对钎料熔点的研究结果表明:添加微量的Bi元素可以大幅降低Sn-Ag-Cu钎料的熔点,使熔化温度区间增宽,而Sb元素的添加对熔点的影响不大,同样增大了合金的熔化温度区间, Sn-3.5Ag-0.5Cu熔点为216.4℃,熔程为6.3℃,而Sn-3.5Ag-0.5Cu-1.2Bi-0.8Sb无铅钎料的熔点可下降到209.8℃,熔程增宽至13.4℃,完全满足NCMS对于无铅钎料的评估标准。对钎料润湿性的研究结果表明:与Sn-3.5Ag-0.5Cu无铅钎料相比,添加适量的Bi、Sb都有助于钎料合金在母材上铺展,Sn-3.5Ag-0.5Cu-0.8Bi-1.2Sb钎料在240℃下的润湿时间由前者的1.95s降为0.78s,减少了60%,并且此成分的钎料合金的最大润湿力也达到0.58mN,具有最佳的润湿性能。对钎料热稳定性的研究结果表明:添加适量的Bi、Sb有助于在钎料合金表面形成致密的氧化膜阻挡钎料的二次氧化及烧损,但合金元素Bi的添加量应小于0.8wt%。对钎料的电导率的研究结果表明:Bi添加量小于1.0wt%时,因其净化作用减少了合金缺陷使导电率升高,而Sb元素的添加引起的点阵畸变增加了电子的散射几率,并且各组元间化学相互作用的加强也使有效电子数减少,因此Sb元素的添加明显降低了钎料的导电率。对钎料的显微硬度的研究结果则表明:在基体合金中单独添加Bi及复合添加Bi、Sb,由于Bi、Sb的固溶强化效应及弥散分布的Cu6(Sn, Sb)5三元金属间化合物的作用,使显微硬度值得以提高,尤其Sb的增强效果明显。

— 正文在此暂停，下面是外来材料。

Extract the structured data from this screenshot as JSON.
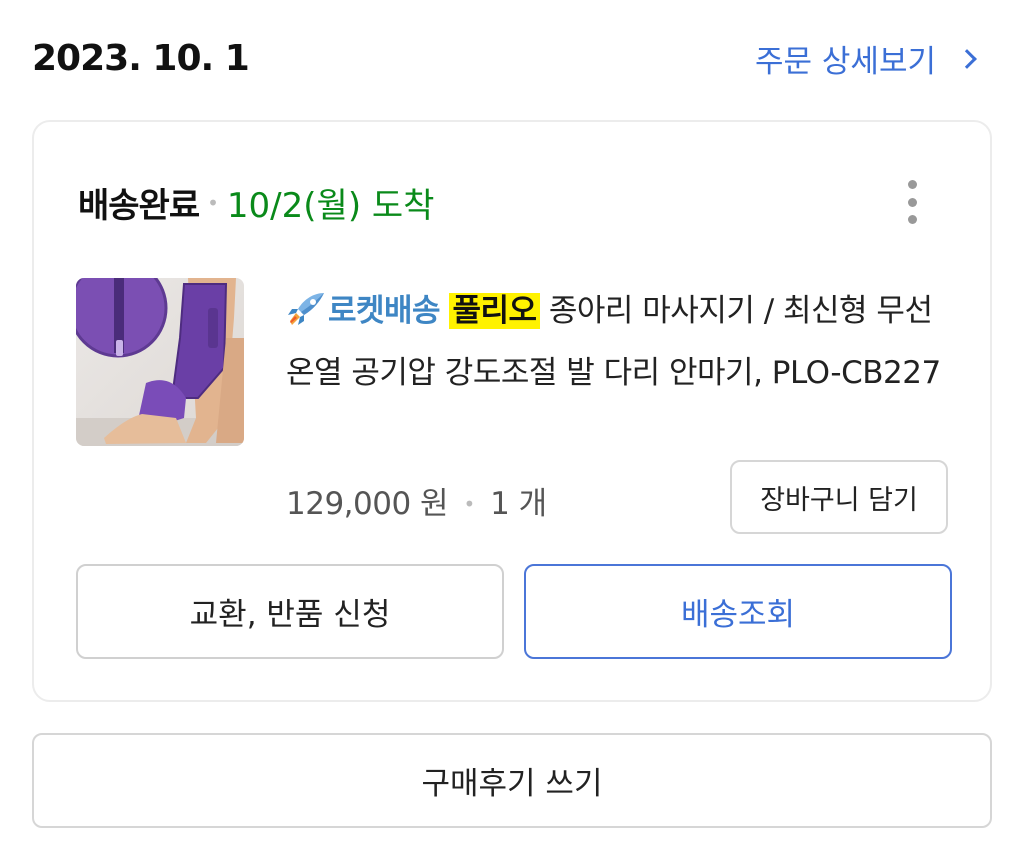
{
  "order": {
    "date": "2023. 10. 1",
    "detail_link_label": "주문 상세보기"
  },
  "delivery": {
    "status": "배송완료",
    "arrival": "10/2(월) 도착"
  },
  "product": {
    "delivery_badge": "로켓배송",
    "brand": "풀리오",
    "name": " 종아리 마사지기 / 최신형 무선 온열 공기압 강도조절 발 다리 안마기, PLO-CB227",
    "price": "129,000 원",
    "quantity": "1 개",
    "cart_button_label": "장바구니 담기"
  },
  "actions": {
    "exchange_label": "교환, 반품 신청",
    "track_label": "배송조회",
    "review_label": "구매후기 쓰기"
  },
  "icons": {
    "rocket": "rocket-icon",
    "more": "more-vertical-icon",
    "chevron": "chevron-right-icon"
  },
  "colors": {
    "link_blue": "#3b6fd6",
    "arrival_green": "#0a8a1a",
    "highlight_yellow": "#fff200",
    "rocket_blue": "#3e86c4"
  }
}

对钎料的显微组织进行观察得知:Sn-3.5Ag-0.5Cu-yBi-zSb(0.4≤y,z≤1.2)的组织也是由大量β-Sn初生相与少量Cu6Sn5、Ag3Sn共晶产物组成,Bi、Sb添加量各小于0.8wt%时,均以固溶形式存在于β-Sn初生相中,随着Bi含量的提高,钎料组织中的Ag3Sn相得到了一定程度的细化,长条状的化合物变成针状;而随着Sb含量的增加,初晶晶粒变得粗大,金属间化合物呈发散漩涡状分布,出现很多弥散分布的颗粒相,经EDS及XRD分析可知,新产生的金属间化合物应为Cu6(Sn, Sb)5。
综合来看,Sn-3.5Ag-0.5Cu-0.8Bi-1.2Sb综合性能优良,具有深入开发的价值。
The research in lead-free solder alloy has been a popular topic in recent years. However, a lot of problems in full commercial production and application of lead-free solders must be studied in detail. Based on Sn-3.5Ag-0.5Cu lead-free solder and by means of SEM、EDS、XRD、DTA and weldability test, effects of Bi, Sb elements on microstructure, wettability, melting characteristic and such physical properties were studied and the solder alloy component of favorable combination property was gotten.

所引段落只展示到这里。